Now, let’s test readmail-safe, the fixed version of the program.

Attempt the Same Attack: We’ll repeat the exact same attack, this time targeting readmail-safe.

$ readmail-safe user1 ../user2/mail1
Password: pass1
# Expected output: "Permission denied" or a similar error. The attack fails!

How It Works

The attack failed because readmail-safe follows the Principle of Least Privilege. Here’s its improved logic:

  1. It starts running with an EUID of root.
  2. It correctly checks user1’s password.
  3. The Fix: Immediately after authentication, it uses the seteuid() system call to drop its privileges, changing its EUID from root to the authenticated user (user1).
  4. Now, when the program tries to open ../user2/mail1, it’s no longer acting as root. It’s acting as user1.
  5. The operating system sees that user1 is trying to access user2’s private files and correctly denies permission.

This principle is simple but powerful: only use elevated privileges for the shortest time necessary, and reduce them as soon as the high-privilege task is done.

Food for Thought

  1. Besides dropping privileges, what are some other ways to prevent path traversal attack?
  2. In our safe version, we used seteuid() to drop privileges. What’s the difference between seteuid() and setuid() in Linux?
  3. What are some other malicious paths you can think of to feed into readmail to exploit it?

Bonus

Let’s explore PTT’s main daemon program: mbbsd.c and check if it’s secure.
PTT daemon starts as root (so it can run privileged operations like opening network ports or creating shared memory, etc.). Then, before accepting any real user sessions, it call setuid(BBSUID) to drop to the unprivileged bbs user. Then, every new logged-in user runs in separate process but all with the same UID. Unlike our readmail-safe, PTT does not rely on the OS to ensure one user cannot read another user’s private file. PTT uses its built-in application enforcement.
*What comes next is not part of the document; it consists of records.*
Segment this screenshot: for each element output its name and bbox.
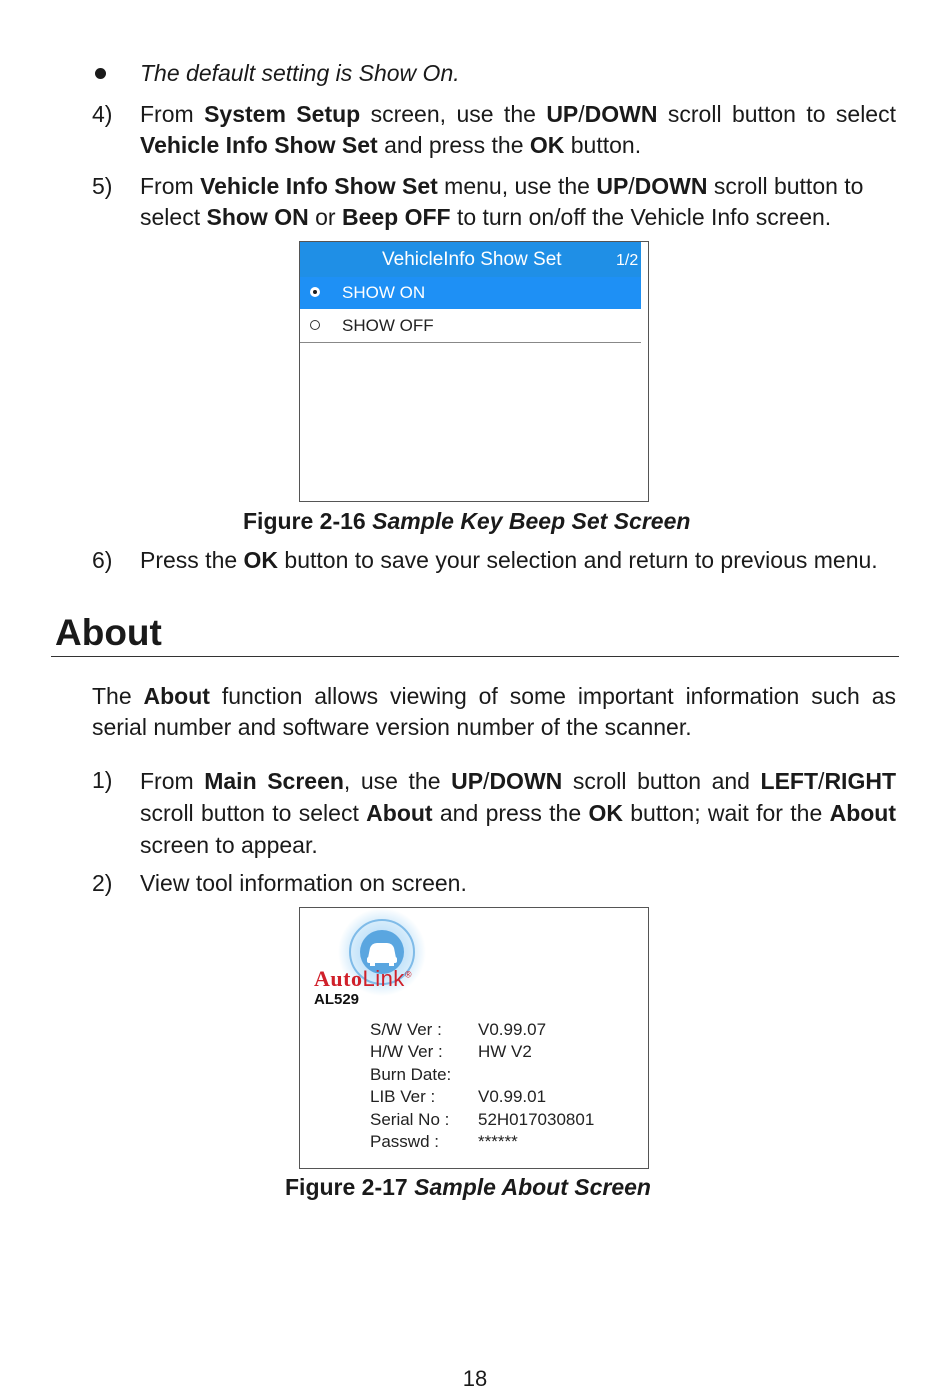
radio-unselected-icon xyxy=(310,320,320,330)
section-heading: About xyxy=(55,612,162,653)
info-row-serial-no: Serial No : 52H017030801 xyxy=(370,1110,595,1129)
screen-title-bar xyxy=(300,242,641,277)
info-row-hw-ver: H/W Ver : HW V2 xyxy=(370,1042,532,1061)
autolink-logo: AutoLink® xyxy=(314,966,412,991)
step-4-text: From System Setup screen, use the UP/DOWN scroll button to select Vehicle Info Show Set and press the OK button. xyxy=(140,101,896,158)
step-5-number: 5) xyxy=(92,173,113,199)
about-step-2-text: View tool information on screen. xyxy=(140,870,467,896)
info-row-lib-ver: LIB Ver : V0.99.01 xyxy=(370,1087,547,1106)
figure-2-17-caption: Figure 2-17 Sample About Screen xyxy=(285,1174,651,1200)
page-indicator: 1/2 xyxy=(616,252,639,269)
about-step-1-text: From Main Screen, use the UP/DOWN scroll button and LEFT/RIGHT scroll button to select About and press the OK button; wait for the About screen to appear. xyxy=(140,768,896,858)
step-4-number: 4) xyxy=(92,101,113,127)
option-label: SHOW OFF xyxy=(342,316,434,335)
vehicleinfo-show-set-screen xyxy=(299,241,649,502)
model-name: AL529 xyxy=(314,991,360,1008)
option-label: SHOW ON xyxy=(342,283,426,302)
step-6-number: 6) xyxy=(92,547,113,573)
default-setting-note: The default setting is Show On. xyxy=(140,60,460,86)
page-number: 18 xyxy=(462,1366,488,1391)
heading-divider xyxy=(51,656,899,657)
about-step-1-number: 1) xyxy=(92,767,113,793)
figure-2-16-caption: Figure 2-16 Sample Key Beep Set Screen xyxy=(243,508,691,534)
bullet-dot xyxy=(95,68,106,79)
about-intro-paragraph: The About function allows viewing of some important information such as serial number and software version number of the scanner. xyxy=(92,683,896,740)
info-row-passwd: Passwd : ****** xyxy=(370,1132,518,1151)
step-6-text: Press the OK button to save your selection and return to previous menu. xyxy=(140,547,878,573)
screen-title: VehicleInfo Show Set xyxy=(382,249,562,270)
radio-selected-icon xyxy=(310,287,320,297)
info-row-sw-ver: S/W Ver : V0.99.07 xyxy=(370,1020,547,1039)
option-show-on[interactable] xyxy=(300,277,641,309)
about-step-2-number: 2) xyxy=(92,870,113,896)
step-5-text: From Vehicle Info Show Set menu, use the UP/DOWN scroll button to select Show ON or Beep OFF to turn on/off the Vehicle Info screen. xyxy=(140,173,864,230)
about-screen xyxy=(299,907,649,1169)
info-row-burn-date: Burn Date: xyxy=(370,1065,452,1084)
option-show-off[interactable] xyxy=(300,310,641,343)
Similar to us, user files are also constructed using snprintf in common/bbs/path.c, but it is validated with is_validuserid in common/bbs/names.c.

In the following code, userid is validated everytime PTT constructs the filepath.

void sethomepath(char *buf, const char *userid) {
    assert(is_validuserid(userid));
    snprintf(buf, PATHLEN, "home/%c/%s", userid[0], userid);
}

Even if the attacker finds a vulnerability that leads to memory corruption bug (e.g. buffer overflow) and can overwrite userid into something like ../../other_user/other_user, the path will be rejected by the assert(is_validuserid(userid));. It is quite difficult to construct /home/bbs/home/my_user/my_user/../../other_user/other_user (attacker tries to read /home/bbs/home/other_user/other_user) without being caught.